Dazu: DKK Rn. 13 zu § 7 Wahlberechtigung Das aktive Wahlrecht kann auch ein AN ausüben, dessen Arbeitsverhältnis GEKÜNDIGT WURDE (str.; vgl. zum Meinungsstreit Fitting, Rn. 33 ff.). Das Wahlrecht besteht in einem solchen Fall nicht nur bis zum Ablauf der Kündigungsfrist, sondern darüber hinaus auch dann fort, wenn es zur Weiterbeschäftigung des AN wegen des Widerspruchs des BR (vgl. § 102 Abs. 3 und 5) oder auf Grund des vom Großen Senat des BAG entwickelten allgemeinen Anspruchs auf Weiterbeschäftigung kommt (BAG [GS] 27. 2. 85, AP Nr. 14 zu § 611 BGB Beschäftigungspflicht; vgl. auch BAG 14. 5. 97, DB 97, 2083; vgl. ferner BAG 15. 1. 91, NZA 91, 695, zum Bereich des BPersVG; vgl. Klebe/Schumann, S. 199 m. w. N.). Der gekündigte AN ist auch wahlberechtigt, wenn die Weiterbeschäftigung zwar nicht erfolgt, die Kündigung beim ArbG von ihm aber angegriffen wurde (a. A. BAG 10. 11. 04, AuR 04, 464, das einem solchen AN allerdings das passive Wahlrecht zugesteht; vgl. auch § 8 Rn. 25). Die Ungewissheit des Rechtsstreits darf nicht zu Lasten des AN gehen.

und DKK Rn. 25 zu § 8 Wählbarkeit Ein gekündigter AN ist ebenfalls wählbar.
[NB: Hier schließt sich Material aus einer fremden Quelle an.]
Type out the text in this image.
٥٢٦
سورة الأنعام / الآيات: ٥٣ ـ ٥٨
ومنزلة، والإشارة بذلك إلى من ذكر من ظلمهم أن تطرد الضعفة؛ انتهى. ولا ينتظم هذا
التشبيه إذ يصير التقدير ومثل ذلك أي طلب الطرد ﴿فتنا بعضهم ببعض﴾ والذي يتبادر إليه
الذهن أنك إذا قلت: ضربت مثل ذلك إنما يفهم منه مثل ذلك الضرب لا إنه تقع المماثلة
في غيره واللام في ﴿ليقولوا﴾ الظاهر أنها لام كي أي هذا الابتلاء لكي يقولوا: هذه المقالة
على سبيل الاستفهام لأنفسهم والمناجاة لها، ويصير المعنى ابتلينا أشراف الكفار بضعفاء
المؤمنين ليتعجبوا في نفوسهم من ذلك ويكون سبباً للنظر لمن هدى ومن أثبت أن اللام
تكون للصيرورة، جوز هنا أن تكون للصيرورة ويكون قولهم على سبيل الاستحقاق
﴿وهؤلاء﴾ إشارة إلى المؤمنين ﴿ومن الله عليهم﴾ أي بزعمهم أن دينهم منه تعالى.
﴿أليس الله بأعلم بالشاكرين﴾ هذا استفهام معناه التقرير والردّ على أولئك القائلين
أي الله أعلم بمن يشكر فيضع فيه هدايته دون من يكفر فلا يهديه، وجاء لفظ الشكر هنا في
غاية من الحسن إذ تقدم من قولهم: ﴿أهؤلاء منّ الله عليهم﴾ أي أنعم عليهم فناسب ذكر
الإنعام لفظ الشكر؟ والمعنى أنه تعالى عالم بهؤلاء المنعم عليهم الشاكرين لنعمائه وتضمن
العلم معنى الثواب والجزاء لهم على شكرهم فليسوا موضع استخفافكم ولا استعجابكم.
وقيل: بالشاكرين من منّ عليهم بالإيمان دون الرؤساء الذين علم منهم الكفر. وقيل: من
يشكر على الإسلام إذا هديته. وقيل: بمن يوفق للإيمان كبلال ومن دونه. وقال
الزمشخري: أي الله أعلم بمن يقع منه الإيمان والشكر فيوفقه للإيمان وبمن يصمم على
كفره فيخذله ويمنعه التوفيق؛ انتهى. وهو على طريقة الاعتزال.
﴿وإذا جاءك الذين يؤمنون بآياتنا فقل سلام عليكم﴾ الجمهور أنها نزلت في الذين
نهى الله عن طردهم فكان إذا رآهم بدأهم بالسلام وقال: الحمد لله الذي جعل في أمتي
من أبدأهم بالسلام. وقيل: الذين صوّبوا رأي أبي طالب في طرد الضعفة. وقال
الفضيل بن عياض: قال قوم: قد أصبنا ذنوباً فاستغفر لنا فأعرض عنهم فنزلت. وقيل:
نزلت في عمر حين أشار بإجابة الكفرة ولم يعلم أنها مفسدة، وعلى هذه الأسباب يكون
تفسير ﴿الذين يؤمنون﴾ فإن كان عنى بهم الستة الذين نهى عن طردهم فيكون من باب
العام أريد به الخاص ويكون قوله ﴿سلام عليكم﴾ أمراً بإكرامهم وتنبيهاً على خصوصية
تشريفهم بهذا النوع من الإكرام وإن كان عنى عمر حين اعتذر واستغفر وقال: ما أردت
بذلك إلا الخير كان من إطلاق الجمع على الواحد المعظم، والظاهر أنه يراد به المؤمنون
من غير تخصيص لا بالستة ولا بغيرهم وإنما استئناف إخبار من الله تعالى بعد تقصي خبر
Das gilt ohne weiteres für die Zeit, in der bei einer fristgemäßen Kündigung die Kündigungsfrist noch nicht abgelaufen ist. Das passive Wahlrecht ist aber auch für die Zeit nach Ablauf der Kündigungsfrist gegeben, sofern der AN Kündigungsschutzklage nach § 4 KSchG oder bei einer fristlosen Kündigung Feststellungsklage nach § 13 Abs. 1 Satz 2 KSchG erhoben hat (BAG 14. 5. 97, DB 97, 2083, das einen AN, der Kündigungsschutzklage nach den §§ 13, 14 KSchG erhoben hat, hinsichtlich seiner Wählbarkeit wie einen Betriebsangehörigen behandelt wissen will; bestätigt durch das BAG 10. 11. 04, AuR 04, 464; Fitting, Rn. 18, die bei einem gekündigten AN, der Klage nach dem KSchG erhoben hat, das passive Wahlrecht anerkennen, aber nicht das aktive Wahlrecht; GL, § 8 Rn. 18; a. A. GK-Kreutz, Rn. 18, der sowohl die Wählbarkeit als auch die Wahlberechtigung dann verneint, wenn bei dem gekündigten AN die Betriebszugehörigkeit nicht mehr gegeben ist). Der durch das arbeitsgerichtliche Verfahren eingetretene Schwebezustand darf nicht zum Verlust des passiven Wahlrechts führen und damit zu Lasten des gekündigten AN und der Belegschaft gehen, die möglicherweise gerade diesen AN als besonders geeignet für die Wahrnehmung eines BR-Amtes ansieht. Andernfalls hätte es der AG in der Hand, durch eine Kündigung die Kandidatur eines ihm unliebsamen AN und u. U. sogar die Errichtung eines BR zu verhindern (BAG, a. a. O.; Fitting, Rn. 19). Es kommt daher auch nicht darauf an, ob der gekündigte AN einen Weiterbeschäftigungsanspruch nach § 102 Abs. 5 oder wegen eines erstinstanzlichen Obsiegens im Kündigungsschutzprozess hat (vgl. dazu ausführlich § 102 Rn. 241 ff.) oder der AG vom ArbG durch einstweilige Verfügung von der Weiterbeschäftigung entbunden worden ist (§ 102 Rn. 276 ff.). Dem gekündigten AN, der Bewerber für den BR ist, muss der Zutritt zum Betrieb, etwa aus Gründen der Wahlwerbung, grundsätzlich gestattet werden (vgl. Fitting, Rn. 23; vgl auch LAG Hamm 6. 2. 80, EzA § 20 BetrVG 1972 Nr. 11; a. A. HSWG, Rn. 8). Wird ein gekündigter AN gewählt, tritt bis zur rechtskräftigen Entscheidung über die Wirksamkeit der Kündigung an seine Stelle das Ersatzmitglied nach § 25 in den BR ein (Fitting, Rn. 22).